Strip Malls as a Housing Solution

The American strip mall may be a dying breed of commercial development, but could the buildings serve a new use as sustainable housing?

2 minute read

May 22, 2022, 7:00 AM PDT

By Diana Ionescu @aworkoffiction


“Urban designer Peter Calthorpe has a plan for the shuttered and financially troubled strip malls that dot the suburban landscape: Convert the malls into housing that would be part of green communities where people could be closer to their jobs and get out of their cars.” As Jacques Leslie writes for Yale Environment 360, Calthorpe, in an interview, points out that “The idea of subdivisions for all was based on nuclear families, but now they represent just 24 percent of households in America. So we’re ready on many, many levels for more urban living — urban in the best, not the worst, sense.”

According to Calthorpe, “We’ve overbuilt single-family homes, and we need more multi-family housing. It turns out, especially now, after COVID, that strip commercial land is completely underutilized.”

“There is a large range of housing types that are appropriate, varying by site size, market, and construction costs. At the low-density end are live/work townhomes with small offices or flex space at the ground floor. Most common are “podium apartments” which have a concrete first floor containing parking and shops lining the streets with multi-story apartments or condos above. In areas well-served by transit, mid-rise buildings with ground floor shops and below-grade parking are possible.”

Calthorpe says that “If the strip commercial land in just the Bay Area and Los Angeles County were 100 percent redeveloped, that could provide 2.6 million units”—more than the estimated 2.5 million units California needs to eliminate its housing shortage. 

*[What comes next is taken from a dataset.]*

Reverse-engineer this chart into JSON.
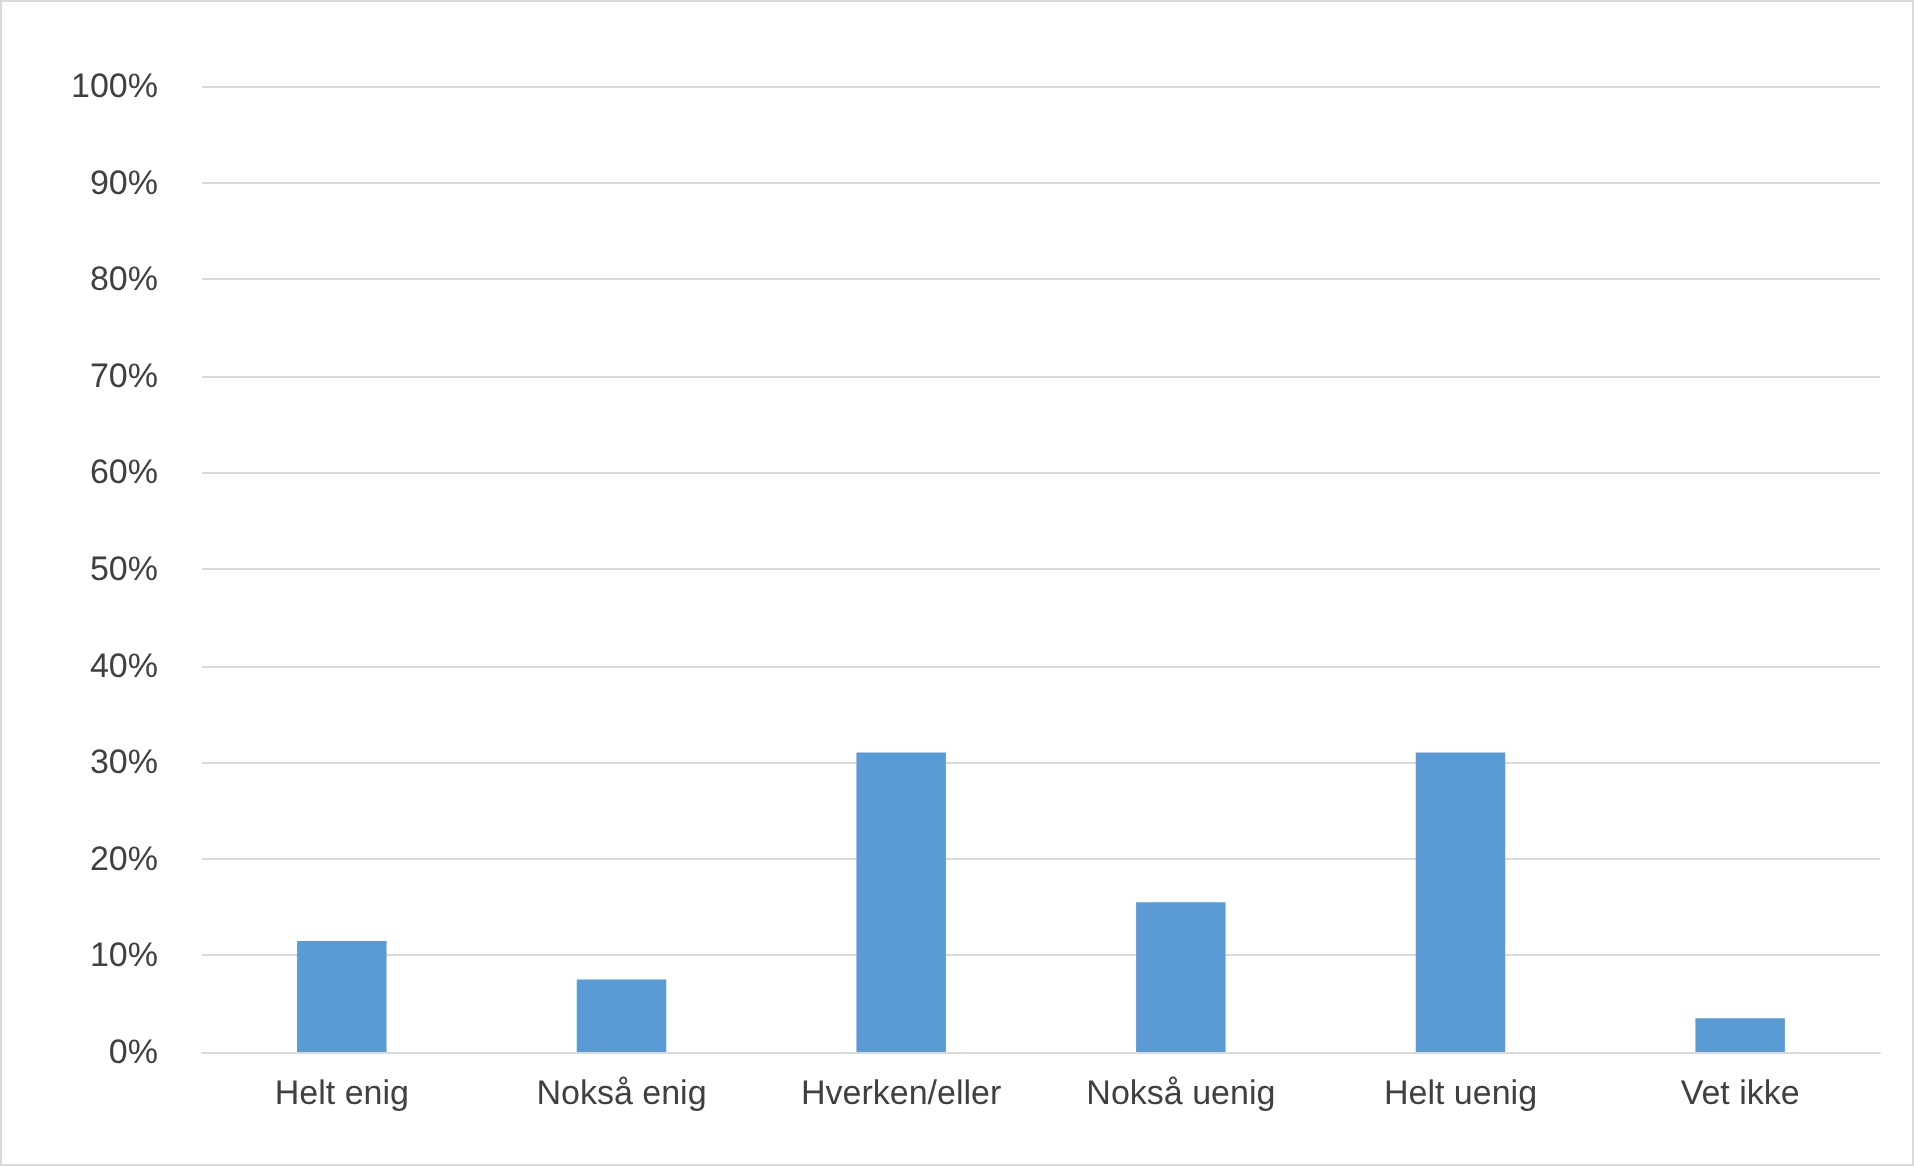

Calthorpe acknowledges that housing production is “partly a zoning battle,” saying “local government is not a particularly advantageous place to argue for higher densities and infill. It needs state legislation enabling ‘as of right’ zoning [which overrides local obstacles such as design review boards].” Less restrictive zoning could pave the way for more innovative adaptive reuse, like the redevelopment of strip malls.